Aleteia : Le Vatican a-t-il un réel pouvoir pour lutter contre la traite des êtres humains ?
Sœur Gabriella Bottanni : Je crois en premier lieu que chacun a les moyens de changer les choses, et nous y sommes tous appelés. Le vatican, et en particulier le Pape, ainsi que différents organismes engagés peuvent s’exprimer sur le sujet avec une certaine autorité. Et à ce titre, ils sont amplement écoutés. Cependant, le réel changement arrivera lorsque les paroles de ceux qui ont l’autorité dans l’Église descendront et auront un impact sur la vie quotidienne de chacun. C’est-à-dire dans nos diocèses, nos paroisses, dans les congrégations religieuses, nos communautés, nos familles.
Quelle a été votre collaboration dans la rédaction du document que le Vatican a publié en janvier sur les « Orientations pastorales sur le trafic humain » ?
De nombreuses religieuses ont été invitées à participer à ce document. En fait, différentes organisations ont été appelées à donner leur point de vue dans une première consultation. Puis tout un processus s’en est suivi pour aider le Vatican dans ces orientations pastorales.
Concrètement, quels peuvent être les fruits de ce document ?

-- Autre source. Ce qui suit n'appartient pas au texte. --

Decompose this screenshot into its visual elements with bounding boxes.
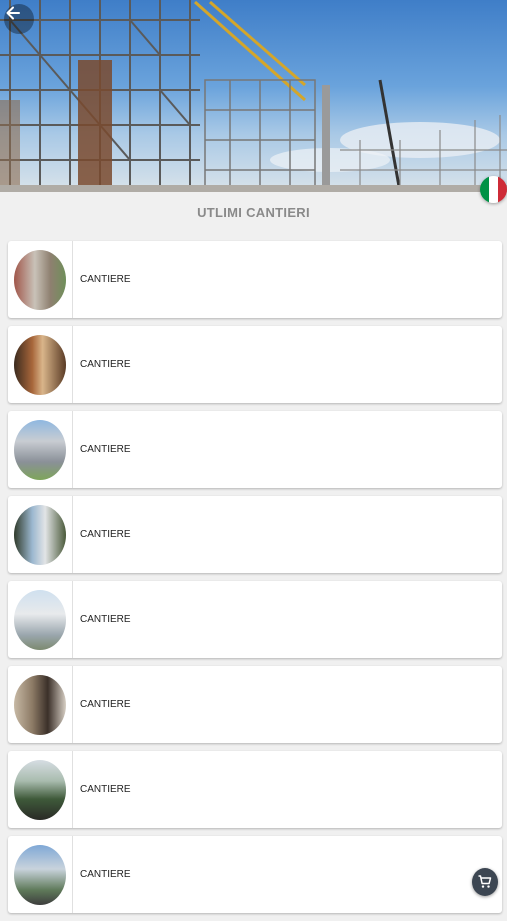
hero-image — [0, 0, 507, 192]
list-item[interactable]: CANTIERE — [8, 666, 502, 743]
thumbnail-container — [8, 836, 73, 913]
thumbnail-container — [8, 581, 73, 658]
scaffolding-illustration — [0, 0, 507, 192]
list-item[interactable]: CANTIERE — [8, 581, 502, 658]
thumbnail-container — [8, 496, 73, 573]
building-photo — [14, 504, 66, 565]
list-item-label: CANTIERE — [80, 699, 131, 710]
arrow-left-icon — [6, 6, 20, 20]
building-photo — [14, 334, 66, 395]
cantieri-list: CANTIERE CANTIERE CANTIERE CANTIERE CANT… — [8, 241, 502, 921]
building-photo — [14, 844, 66, 905]
list-item[interactable]: CANTIERE — [8, 836, 502, 913]
list-item-label: CANTIERE — [80, 869, 131, 880]
cart-icon — [478, 875, 492, 888]
cart-button[interactable] — [472, 868, 498, 896]
list-item[interactable]: CANTIERE — [8, 241, 502, 318]
flag-white-stripe — [489, 176, 498, 203]
thumbnail-container — [8, 751, 73, 828]
building-photo — [14, 759, 66, 820]
thumbnail-container — [8, 326, 73, 403]
list-item-label: CANTIERE — [80, 529, 131, 540]
list-item-label: CANTIERE — [80, 359, 131, 370]
building-photo — [14, 674, 66, 735]
thumbnail-container — [8, 241, 73, 318]
list-item-label: CANTIERE — [80, 784, 131, 795]
building-photo — [14, 419, 66, 480]
italy-flag-icon[interactable] — [480, 176, 507, 203]
thumbnail-container — [8, 666, 73, 743]
back-button[interactable] — [4, 4, 34, 34]
thumbnail-container — [8, 411, 73, 488]
list-item[interactable]: CANTIERE — [8, 326, 502, 403]
list-item-label: CANTIERE — [80, 444, 131, 455]
section-title: UTLIMI CANTIERI — [197, 205, 310, 220]
building-photo — [14, 589, 66, 650]
list-item[interactable]: CANTIERE — [8, 496, 502, 573]
building-photo — [14, 249, 66, 310]
list-item[interactable]: CANTIERE — [8, 411, 502, 488]
list-item[interactable]: CANTIERE — [8, 751, 502, 828]
list-item-label: CANTIERE — [80, 274, 131, 285]
list-item-label: CANTIERE — [80, 614, 131, 625]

Les documents sont comme les lois. S’ils ne sont pas appliqués, s’ils ne sont pas mis en œuvre, ils risquent de rester lettre morte. Ces orientations pastorales sont le premier pas fondamental pour un chemin fait ensemble au sein de l’Église. La section ′Migrants et Réfugiés′ du Vatican fait ainsi un travail important de coordination et d’implication des différents organismes. De notre côté, nous attendons les prochaines étapes pour continuer le travail sur le terrain.
Ce document essaie de définir les victimes de la traite. Qui sont-elles ?
Le document part de la définition de la Convention des Nations unies contre la criminalité transnationale organisée, dite la ′Convention de Palerme′. C’est un point de référence, quoique l’expérience de nombreuses organisations sur le terrain montre qu’il faut aller plus loin encore. Pour définir la traite, il est fondamental de partir de l’exploitation. C’est-à-dire de ce que nous avons face à nous et ce que nous réussissons à voir en tant que religieuses engagées sur le terrain contre la traite : des personnes soumises à l’exploitation dans un contexte de graves limitations de la liberté. Les exploitations sont multiples : sexuel, travail forcé dans différents domaines, mendicité, petits crimes ou transport de drogue. On parle aussi de situations de traite pour les mariage forcés, les trafics d’organes ou l’esclavage domestique.
Votre association, Talitha Kum, fête cette année son dixième anniversaire. Où êtes-vous présents ?
Nous sommes dans 77 pays à travers le monde, sur tous les continents. Le continent où nous sommes le plus présent est l’Amérique. Mais nous sommes également en Afrique ou en Asie, en particulier dans le sud-est asiatique. Nous avons cependant de grandes lacunes dans le nord de l’Asie ou encore au Moyen-Orient et dans le nord de l′Afrique. Mais nous sommes au travail !
Comment travaillez-vous sur le terrain ?
Les congrégations religieuses se sont engagées depuis fort longtemps sur le terrain : maisons d’accueil, centres éducatifs ou sanitaires. Chaque communauté travaille avec son propre charisme ou sa spiritualité. Notre association est née pour les mettre en synergie et maximiser les ressources que nous possédons. Nous sommes également tous engagés dans la formation des religieuses. Nous nous coordonnons au niveau national mais également, dans le cas des rapatriements par exemple, à l’échelon supérieur.
Le pape François a réalisé une vidéo pour la Journée mondiale de prière dédiée à la lutte contre la traite des êtres humains. Qu’en pensez-vous ?
Je suis très heureuse de l’engagement du pape François dans ce domaine. Nous sommes très contents car le successeur de Pierre est le signe de l’unité de l’Église. C’est une référence. Et il donne une voix à ce problème et demande aux fidèles de s’engager et d’ouvrir les portes de leurs cœurs.